War games and other stories

In the domain of military affairs, the difference between considering and ignoring this art form cruelly determines life and death.

Written by Rudra Chaudhuri | Updated: March 11, 2017 12:05 am
Mission Overseas, Sushant Singh, Juggernaut, books review, indian express books review In this respect, Mission Overseas, authored by Sushant Singh — an officer turned journalist — is a crucial contribution to Indian military history.

Book: Mission Overseas
Author: Sushant Singh
Publisher: Juggernaut
Pages: 216
Price: Rs 299

Strategy might be understood as a way of using military means to achieve political ends. In the world of business, strategies of action are designed and redesigned to conclude mergers and acquisitions. Political parties use strategy to devise ways to maximise electoral gains. In the domain of military affairs, the difference between considering and ignoring this art form cruelly determines life and death. In this respect, Mission Overseas, authored by Sushant Singh — an officer turned journalist — is a crucial contribution to Indian military history.

This is a fast-paced, lucidly written, and well-researched account of Indian overseas operations in the Maldives, Sri Lanka, and Sierra Leone. Narrated in a unique style, each chapter transports the reader to three separate locales. Whether it be a decision taken by a senior officer to risk landing a military aircraft on an airstrip potentially controlled by enemy forces in the Maldives, or the gripping account of India’s select para commandos making the best of a disastrous landing in Jaffna, or a fascinating description of a rescue mission in Sierra Leone, the book does not at any point fail to deliver. It is impossible to put down. Moreover, interviews with participants and protagonists alike have been delicately interwoven into the narrative.

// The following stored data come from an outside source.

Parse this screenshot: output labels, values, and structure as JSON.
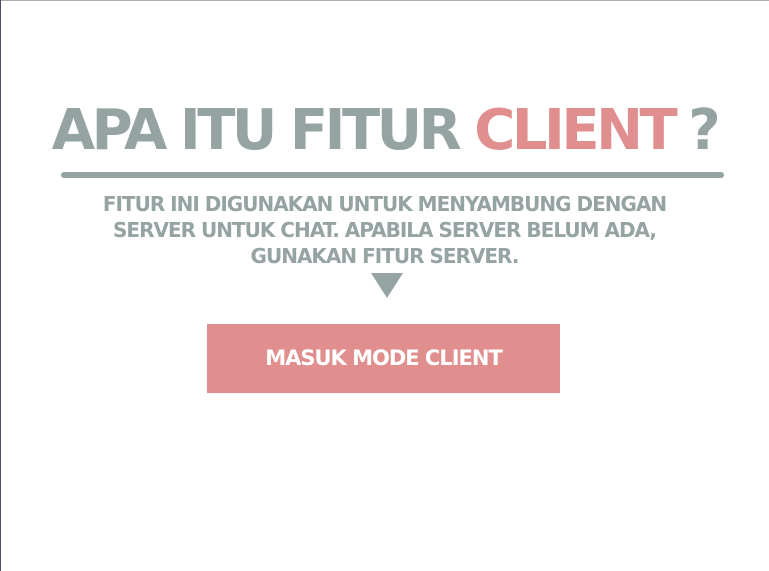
{
  "header": {
    "title_prefix": "APA ITU FITUR",
    "title_highlight": "CLIENT",
    "title_suffix": "?"
  },
  "description": {
    "lines": [
      "FITUR INI DIGUNAKAN UNTUK MENYAMBUNG DENGAN",
      "SERVER UNTUK CHAT. APABILA SERVER BELUM ADA,",
      "GUNAKAN FITUR SERVER."
    ]
  },
  "actions": {
    "client_button_label": "MASUK MODE CLIENT"
  },
  "icons": {
    "pointer": "triangle-down-icon"
  },
  "colors": {
    "primary_gray": "#96a3a3",
    "accent_pink": "#e08e8e",
    "background": "#ffffff",
    "button_text": "#ffffff"
  }
}
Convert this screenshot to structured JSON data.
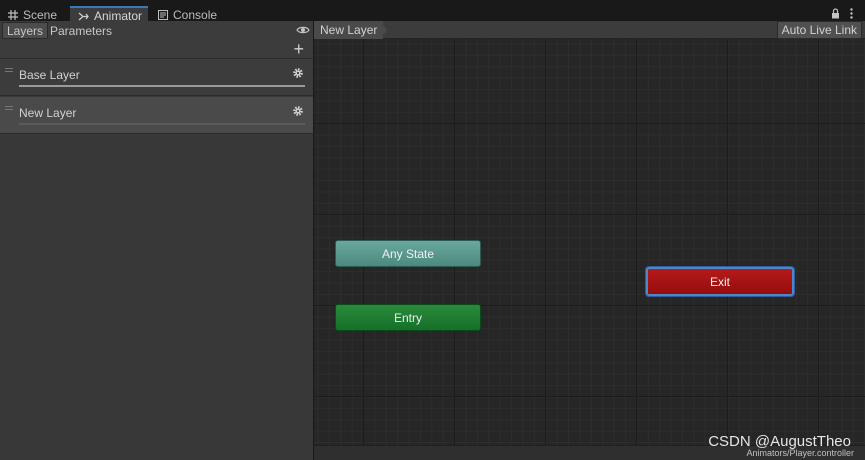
{
  "tabs": [
    {
      "label": "Scene",
      "icon": "grid-icon",
      "active": false
    },
    {
      "label": "Animator",
      "icon": "animator-icon",
      "active": true
    },
    {
      "label": "Console",
      "icon": "console-icon",
      "active": false
    }
  ],
  "left_panel": {
    "tabs": [
      "Layers",
      "Parameters"
    ],
    "selected_tab": "Layers",
    "add_label": "+",
    "layers": [
      {
        "name": "Base Layer",
        "selected": false
      },
      {
        "name": "New Layer",
        "selected": true
      }
    ]
  },
  "graph": {
    "breadcrumb": "New Layer",
    "auto_live_link": "Auto Live Link",
    "nodes": {
      "any_state": "Any State",
      "entry": "Entry",
      "exit": "Exit"
    },
    "controller_path": "Animators/Player.controller"
  },
  "watermark": "CSDN @AugustTheo",
  "colors": {
    "any_state": "#5b998f",
    "entry": "#1e7d31",
    "exit": "#a51313",
    "selection": "#4d86c9",
    "tab_accent": "#3a79bb"
  }
}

The book relates stories of the heroism of officers and soldiers who, at times, took impossible decisions and challenged or altogether ignored orders issued by those out of sync with ground realities. It also illustrates how senior officers — such as in Sierra Leone — understood that war and fighting are, in fact, an expression of politics. Such generals played the role of politicians — negotiating the complex labyrinth that is the UN system to attain both strategic permissions and military hardware from less-willing nations to rescue over 200 Indian soldiers and close to a dozen military observers from different parts of the world.

Equally, and apart from the gripping storylines that move between the soldiers’ eye-view of war and the generals’ estimation of war-making, Singh does not once shirk from honest reporting. The author shows how the fog of war can overwhelm the best of men. Stark accounts of civilian deaths in Jaffna at the hands of Indian soldiers underline the cruelty of war. Yet, these accounts also show how humane advances do not require great strategic thinking, but just ordinary actions of those on the frontline, such as making sure that the personal possessions of civilians in a war zone are respected. This matters as much as a grand political gesture to rebuild schools and hospitals.

In fact, it is the politics around war that remains largely unexplored. For instance, questions remain about political sagacity in cases where the prime minister closely observed operations as they unfolded, such as in Jaffna. Why was Rajiv Gandhi and his advisors unaware of the changing disposition of the LTTE, especially since, as the book makes clear, intelligence was handled by one of his key advisors? In the case of the Maldives, why was the information provided by intelligence agencies sketchy at best, leaving those on board a plane to rescue President Gayoom and his nation with postcards and coffee-table books on Male rather than military maps? This was, after all, as Gandhi often argued, areas in India’s sphere of influence.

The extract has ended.